# Heat press vinyl or transfer onto a neoprene wetsuit



## vspec34 (Jul 23, 2007)

I've done searches on neoprene and wetsuits, but didn't come up with much info. I have a friend that wants to put his logo on wetsuits that students use when he's out teaching. I'm thinking of heat pressing either cut vinyl or some type of transfer onto the wetsuits. Has anyone attempted this and if so, any suggestions?


----------



## plan b (Feb 21, 2007)

Try some vinyl heat pressing on a mouse pad I think its close or the same stuff,

R.


----------



## vinylgx24 (Mar 9, 2010)

wat brand of heat press vinyl is good for cotton t-shirts?


----------



## HGE (Mar 3, 2009)

Here is one;
Ultraspan™ Custom Heat Transfers: Insta Graphic Systems Sales
Never used it but sales people can never be wrong! it must work!



> wat brand of heat press vinyl is good for cotton t-shirts?
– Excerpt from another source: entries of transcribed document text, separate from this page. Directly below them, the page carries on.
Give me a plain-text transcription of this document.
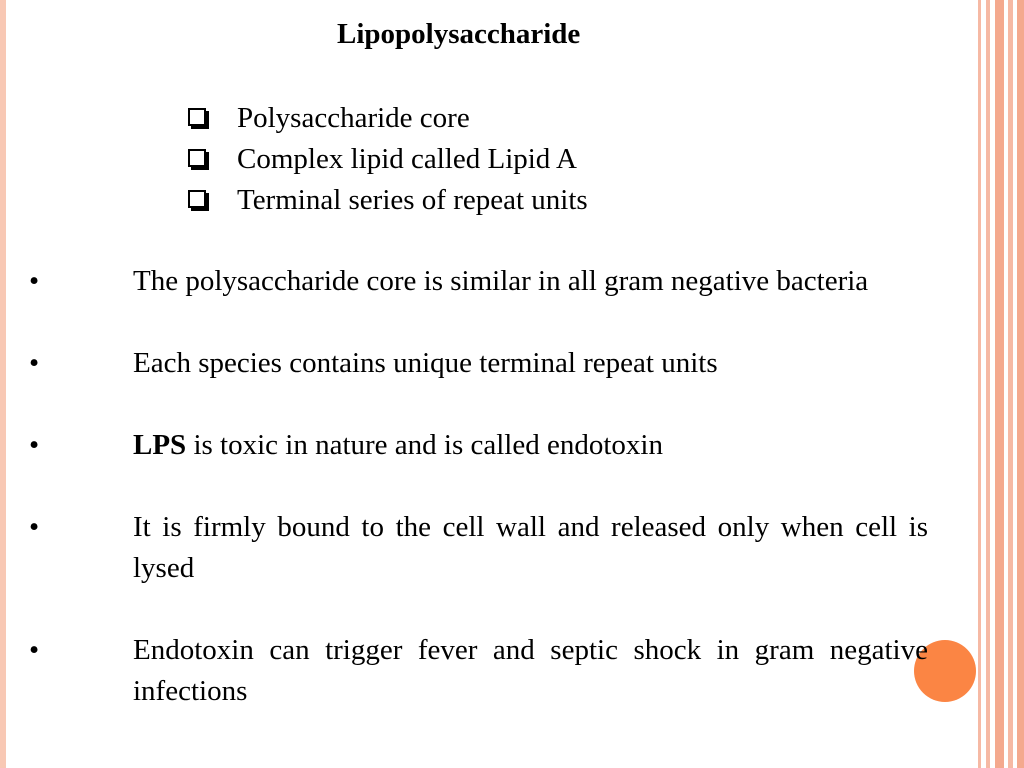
Lipopolysaccharide
Polysaccharide core
Complex lipid called Lipid A
Terminal series of repeat units
•	The polysaccharide core is similar in all gram negative bacteria
•	Each species contains unique terminal repeat units
•	LPS is toxic in nature and is called endotoxin
•	It is firmly bound to the cell wall and released only when cell is lysed
•	Endotoxin can trigger fever and septic shock in gram negative infections
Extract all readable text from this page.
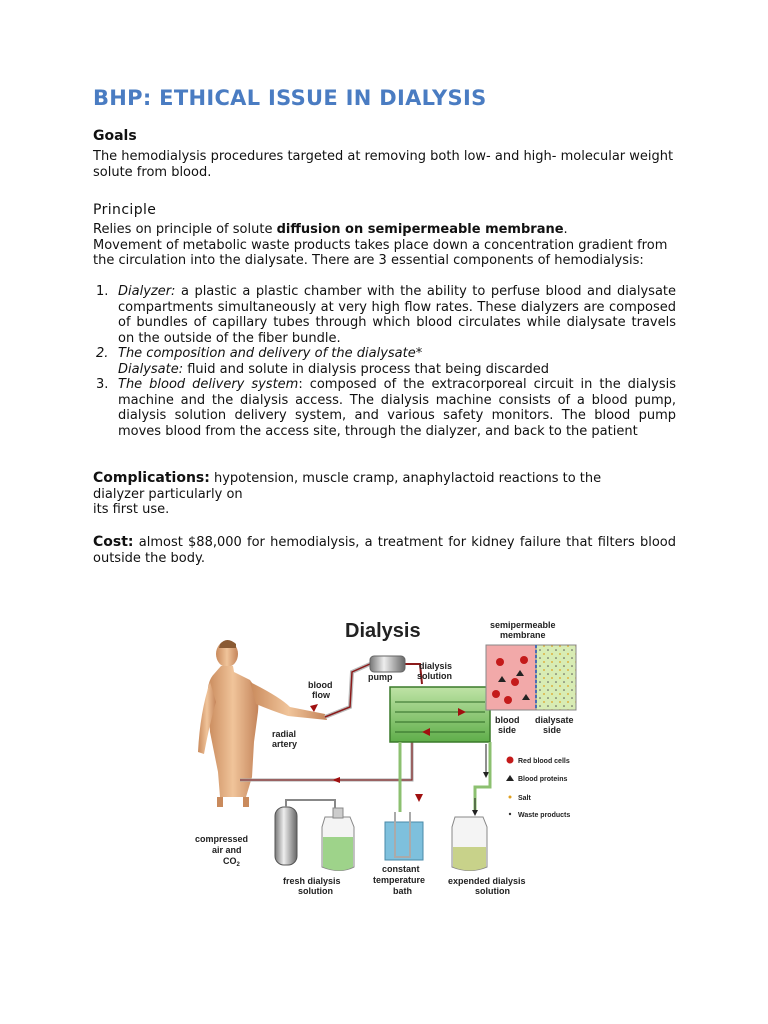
BHP: ETHICAL ISSUE IN DIALYSIS
Goals
The hemodialysis procedures targeted at removing both low- and high- molecular weight solute from blood.
Principle
Relies on principle of solute diffusion on semipermeable membrane.
Movement of metabolic waste products takes place down a concentration gradient from the circulation into the dialysate. There are 3 essential components of hemodialysis:
1. Dialyzer: a plastic a plastic chamber with the ability to perfuse blood and dialysate compartments simultaneously at very high flow rates. These dialyzers are composed of bundles of capillary tubes through which blood circulates while dialysate travels on the outside of the fiber bundle.
2. The composition and delivery of the dialysate*
Dialysate: fluid and solute in dialysis process that being discarded
3. The blood delivery system: composed of the extracorporeal circuit in the dialysis machine and the dialysis access. The dialysis machine consists of a blood pump, dialysis solution delivery system, and various safety monitors. The blood pump moves blood from the access site, through the dialyzer, and back to the patient
Complications: hypotension, muscle cramp, anaphylactoid reactions to the
dialyzer particularly on
its first use.
Cost: almost $88,000 for hemodialysis, a treatment for kidney failure that filters blood outside the body.
Dialysis	semipermeable
membrane
dialysis
solution
pump
blood
flow
radial
artery
blood
side
dialysate
side
compressed
air and
$CO_2$
fresh dialysis
solution
constant
temperature
bath
expended dialysis
solution
Red blood cells
Blood proteins
Salt
Waste products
might want to start your own thread, get better results...
Here is a good place to start...
http://www.t-shirtforums.com/vinyl-cutters-plotters-transfers/t20425.html


----------



## HGE (Mar 3, 2009)

Wow just realize how old that first post was...hope you found it by now...


----------



## OhNoMrBill (Sep 28, 2010)

Ok, I know this is a 6 year old thread, but I still didn't quite find an answer except practicing on a mouse pad but all my pads already have some graphics.
I was wanting to know which heat vinyl would be best (low heat?) for a 90% neoprene - 10% nylon product.
Thanks for any help.


----------



## David Bejarano (Feb 13, 2010)

I have the same issue, maybe someone have the answer now? I´ve tried siser sub block but came out after the first use. 

Thank you.


----------